İSLÀMİ
FETİHLERİN YERLEŞMESİ
Müslümanlar bir çok
ülkeler fethedip, oralara İslâm ile hükmettiler. Fethedilen
yerlerde yönetimi ellerine almalarını ve liderliği ellerinde
bulundurmalarını İslâm onlara farz kılmıştır. Müslümanların
gayri müslimler tarafından yönetilmeleri caiz değildir. Nitekim
Allah Nisa Suresi'nde şöyle buyurdu:
"Allah, kesinlikle
kâfirler için mü'minler üzerine bir yol kılmaz. (Yani Allah,
hiç bir şekilde kâfirlerin mü'minler üzerine hakim olmalarını
kabul etmez.)" (Nisa 141)
Yine Allahu Teâlâ, izzetin
mü'minlere ait bir sıfat olduğunu belirterek, Münafikun Suresi'nde
şöyle buyurmuştur:
"İzzet ancak Allah,
Resulü ve mü'minlere aittir. Fakat münafıklar bilmezler."
(Münafikun 8)
Fakat Allah, onlarda yönetimi
sadece İslâm'ın tatbik edilmesi ve Davetinin taşınması için ele
alan bir İslâmî nefsiyet oluşmadıkça, bir de onlarda yönetimin
manasını anlayacak ve Allah katındaki mesuliyetini idrak edecek bir
İslâmî aklîyet/zihniyet oluşmadıkça, mü'minlere bu izzeti,
yönetimi ve liderliği vermemiştir... Nitekim İslâm'ın nuru işte
böylesi yöneticilerin amellerinde ve sözlerinde açığa çıkmıştır.

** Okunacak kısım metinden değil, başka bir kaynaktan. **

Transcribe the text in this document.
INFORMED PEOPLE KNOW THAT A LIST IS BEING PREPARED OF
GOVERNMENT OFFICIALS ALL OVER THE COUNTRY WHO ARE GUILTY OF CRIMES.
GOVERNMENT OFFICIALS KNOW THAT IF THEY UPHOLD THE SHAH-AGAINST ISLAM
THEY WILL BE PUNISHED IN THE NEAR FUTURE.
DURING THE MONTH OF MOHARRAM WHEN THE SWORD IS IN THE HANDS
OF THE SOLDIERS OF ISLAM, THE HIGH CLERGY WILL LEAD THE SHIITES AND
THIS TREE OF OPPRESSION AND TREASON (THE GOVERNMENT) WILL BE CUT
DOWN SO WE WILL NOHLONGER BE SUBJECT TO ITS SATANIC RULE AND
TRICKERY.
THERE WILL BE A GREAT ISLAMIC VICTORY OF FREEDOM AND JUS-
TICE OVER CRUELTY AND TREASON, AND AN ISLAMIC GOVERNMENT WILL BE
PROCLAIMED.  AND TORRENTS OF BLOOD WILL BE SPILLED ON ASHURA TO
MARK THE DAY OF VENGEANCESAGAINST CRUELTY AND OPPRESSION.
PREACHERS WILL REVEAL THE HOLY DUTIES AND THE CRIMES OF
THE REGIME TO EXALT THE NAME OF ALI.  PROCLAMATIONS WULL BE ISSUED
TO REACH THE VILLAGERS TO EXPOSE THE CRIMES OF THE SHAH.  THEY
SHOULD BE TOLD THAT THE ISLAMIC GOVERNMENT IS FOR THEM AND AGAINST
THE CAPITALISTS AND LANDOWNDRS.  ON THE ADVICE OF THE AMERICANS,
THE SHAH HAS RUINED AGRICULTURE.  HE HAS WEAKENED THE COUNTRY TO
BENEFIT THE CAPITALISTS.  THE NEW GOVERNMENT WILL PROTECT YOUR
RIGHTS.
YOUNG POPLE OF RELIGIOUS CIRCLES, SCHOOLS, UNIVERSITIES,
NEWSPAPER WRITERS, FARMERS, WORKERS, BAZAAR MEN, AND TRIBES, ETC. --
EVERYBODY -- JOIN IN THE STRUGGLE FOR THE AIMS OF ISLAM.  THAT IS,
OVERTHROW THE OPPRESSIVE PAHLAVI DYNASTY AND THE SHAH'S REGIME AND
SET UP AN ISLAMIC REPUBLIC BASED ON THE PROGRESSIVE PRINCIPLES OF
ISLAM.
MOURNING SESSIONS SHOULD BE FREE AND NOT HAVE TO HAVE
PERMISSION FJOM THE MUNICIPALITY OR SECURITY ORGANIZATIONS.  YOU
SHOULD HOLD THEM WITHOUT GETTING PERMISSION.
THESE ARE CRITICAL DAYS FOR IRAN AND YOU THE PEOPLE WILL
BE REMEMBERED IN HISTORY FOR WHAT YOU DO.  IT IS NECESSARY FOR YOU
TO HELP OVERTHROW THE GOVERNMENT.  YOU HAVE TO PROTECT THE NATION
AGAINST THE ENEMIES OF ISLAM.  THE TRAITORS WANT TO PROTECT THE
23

Aynı şekilde bu nur, onların yönettikleri insanlar üzerinde İslâm'ın
hükümlerinin tatbik edilmesinde açığa çıkmıştır. Nitekim
İslâm hükümlerinin insanlar üzerinde tatbik edilmesinden dolayı
insanlar Allah'ın Dinine guruplar halinde girmişler, İslâm
Akidesine itikad etmişler, izzet, liderlik ve yönetime sahip
müslümanlar olmuşlardır. Ülkeleri İslâm ülkesi ve İslâm
beldeleri oldu. Böylece İslâm'la yönetilmeleriyle daha sonra da
halklarının yeni dine girmeleriyle İslâmî fetihler yerleşmiş
oldu. Hatta müslümanların herhangi bir beldeyi feth etmeleri
Kıyamet'e kadar ebedî bir fetih idi.
İslâm hakimiyetine giren bu
yerler ve halkı, ilk hallerinden sıyrılıp ikinici hale bürünüyorlardı.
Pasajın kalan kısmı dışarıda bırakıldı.